Pays inconnu : le 100e anniversaire de « On Being Ill » de Virgina Woolf

Pays inconnu : le 100e anniversaire de « On Being Ill » de Virgina Woolf

J’étais allongée dans ma chambre mansardée en train de lire un livre, lorsque mon mari est venu me parler. Je me suis tortillé pour lui faire de la place et j’ai entendu un bruit étouffé comme celui d’une branche mouillée qui claquait. Alors que je me levais, un éclair de douleur électrique m’a traversé la jambe.

Temps suspendu. Après une radiographie, j’ai appris que le disque entre L5 et S1 dans ma colonne lombaire avait éclaté, le noyau gélatineux s’était hernié, coinçant la racine nerveuse et entraînant une douleur le long de ma hanche droite jusqu’à ma jambe. Mon physiatre n’arrêtait pas d’insister sur le fait que si j’utilisais l’elliptique dans son réglage le plus difficile et que je faisais mes coquilles de palourdes, je m’améliorerais.

Ma vie a rétréci. Se lever était moins douloureux que s’asseoir. Le pire, c’était de se lever d’une chaise. Je restais toute la journée, comme un cheval, devant le comptoir de ma cuisine, à essayer d’écrire dans mon journal ou de regarder des films étrangers sur mon ordinateur. J’ai bu un verre de rose après l’autre et j’ai pris tellement de Tylenol Extra Fort que le dos de mes mains était parfois noir. Mon mari m’a préparé des sandwichs au poulet ; il faisait la lessive et la vaisselle. Il m’a aidé à entrer et à sortir de la douche, il a attaché mes lacets et m’a maintenu stable pendant que je montais et descendais les escaliers. Son corps avait également changé, non pas endommagé comme le mien, mais abattu par la sinistre fatalité de ce que notre avenir pourrait nous réserver.

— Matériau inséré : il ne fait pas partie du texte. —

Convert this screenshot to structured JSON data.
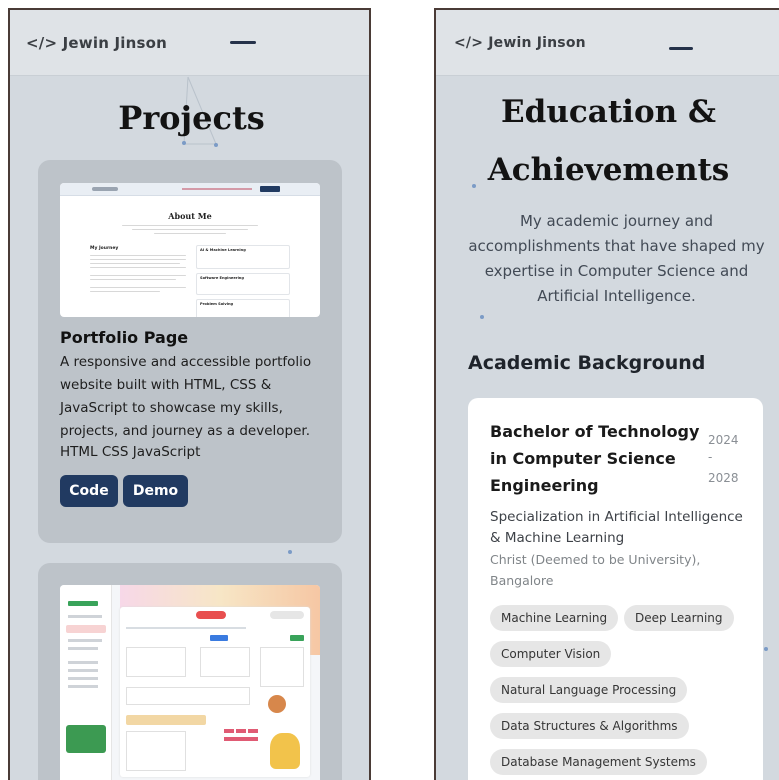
{
  "left": {
    "brand": "</> Jewin Jinson",
    "section_title": "Projects",
    "project1": {
      "title": "Portfolio Page",
      "description": "A responsive and accessible portfolio website built with HTML, CSS & JavaScript to showcase my skills, projects, and journey as a developer.",
      "tech": "HTML CSS JavaScript",
      "code_label": "Code",
      "demo_label": "Demo",
      "preview": {
        "heading": "About Me",
        "journey": "My Journey",
        "card1": "AI & Machine Learning",
        "card2": "Software Engineering",
        "card3": "Problem Solving"
      }
    }
  },
  "right": {
    "brand": "</> Jewin Jinson",
    "title_line1": "Education &",
    "title_line2": "Achievements",
    "intro": "My academic journey and accomplishments that have shaped my expertise in Computer Science and Artificial Intelligence.",
    "section_heading": "Academic Background",
    "degree": {
      "title": "Bachelor of Technology in Computer Science Engineering",
      "year_start": "2024",
      "year_sep": "-",
      "year_end": "2028",
      "specialization": "Specialization in Artificial Intelligence & Machine Learning",
      "institution": "Christ (Deemed to be University), Bangalore",
      "tags": [
        "Machine Learning",
        "Deep Learning",
        "Computer Vision",
        "Natural Language Processing",
        "Data Structures & Algorithms",
        "Database Management Systems"
      ]
    }
  }
}
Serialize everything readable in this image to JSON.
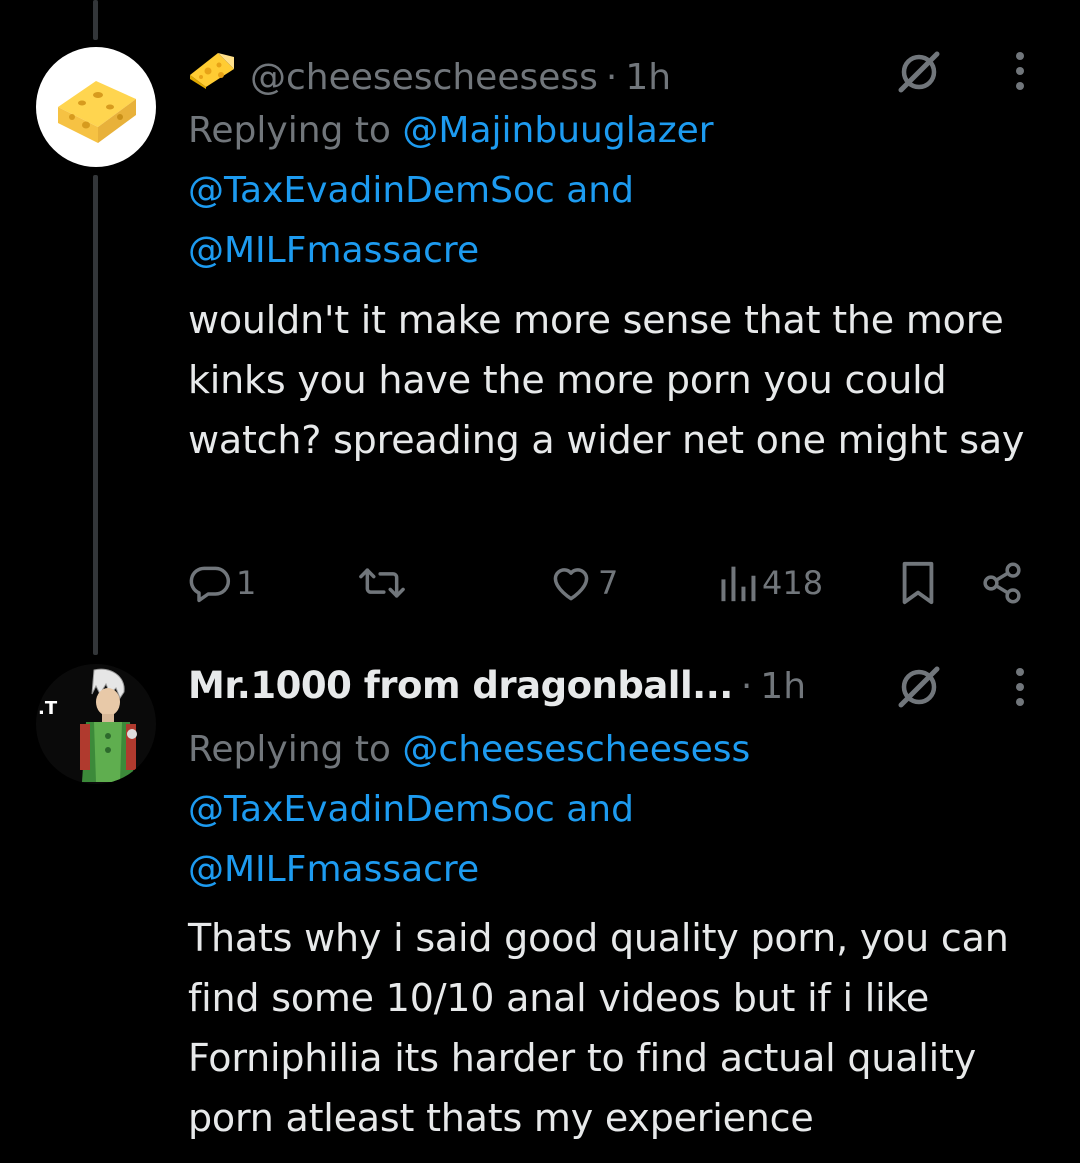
{
  "tweets": [
    {
      "avatar_icon": "cheese-avatar",
      "name_emoji": "cheese-emoji",
      "handle": "@cheesescheesess",
      "time": "1h",
      "replying_label": "Replying to",
      "mention_1": "@Majinbuuglazer",
      "mention_2": "@TaxEvadinDemSoc",
      "and_label": "and",
      "mention_3": "@MILFmassacre",
      "text": "wouldn't it make more sense that the more kinks you have the more porn you could watch? spreading a wider net one might say",
      "actions": {
        "reply_count": "1",
        "retweet_count": "",
        "like_count": "7",
        "view_count": "418"
      }
    },
    {
      "avatar_icon": "anime-character-avatar",
      "display_name": "Mr.1000 from dragonball...",
      "time": "1h",
      "replying_label": "Replying to",
      "mention_1": "@cheesescheesess",
      "mention_2": "@TaxEvadinDemSoc",
      "and_label": "and",
      "mention_3": "@MILFmassacre",
      "text": "Thats why i said good quality porn, you can find some 10/10 anal videos but if i like Forniphilia its harder to find actual quality porn atleast thats my experience"
    }
  ],
  "colors": {
    "background": "#000000",
    "text": "#e7e9ea",
    "muted": "#71767b",
    "link": "#1d9bf0",
    "thread_line": "#333639"
  }
}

Je suis devenu un enfermé; aussi déséquilibré et carénant qu’un navire de gîte. Mes amis devaient venir vers moi. Ils m’ont écouté pendant que je détaillais ce qui s’était passé. La terreur se lisait sur leurs visages et j’ai compris pour ne pas tendre et effilocher mon lien avec eux ; Je ne pouvais ni être honnête sur ce que je ressentais ni me plaindre. Cet effort m’a d’abord épuisé et a fini par me mettre en colère.

J’avais besoin d’être seule pour contempler la réalité de mon corps endommagé et décider, si la douleur persistait, si je voulais vivre ou non.

J’ai décidé d’aller dans le nord de l’État, dans notre cottage délabré de Long Eddy, dans l’État de New York, non loin du fleuve Delaware. J’espérais guérir plus près de la nature. Mais mes motivations, je peux le voir maintenant, étaient plus compliquées ; J’avais besoin d’être seule pour contempler la réalité de mon corps endommagé et décider, si la douleur persistait, si je voulais vivre ou non.

En 1925, alors que Woolf écrivait « On Being Ill », elle se remettait d’un évanouissement et d’un épisode de dépression périodique. L’épidémie de grippe a repris, infectant moins de personnes mais tuant néanmoins un grand nombre d’entre elles. Alors que Woolf se rétablissait, elle sentait que sa maladie avait « desserré la terre autour des racines de sa créativité ». La maladie, écrit-elle, a radicalement changé le monde pour ceux qui en souffrent. « Quand les lumières de la santé s’éteignent… quels gaspillages et quels déserts pour l’âme. » Son essai soutient que ce changement est si remarquable que davantage de livres devraient se concentrer sur ce que le corps fait à l’esprit plutôt que sur ce que l’esprit fait au corps. « Ces grandes guerres que le corps mène avec l’esprit… dans la solitude de la chambre contre l’assaut de la fièvre ou la mélancolie imminente, sont négligées. »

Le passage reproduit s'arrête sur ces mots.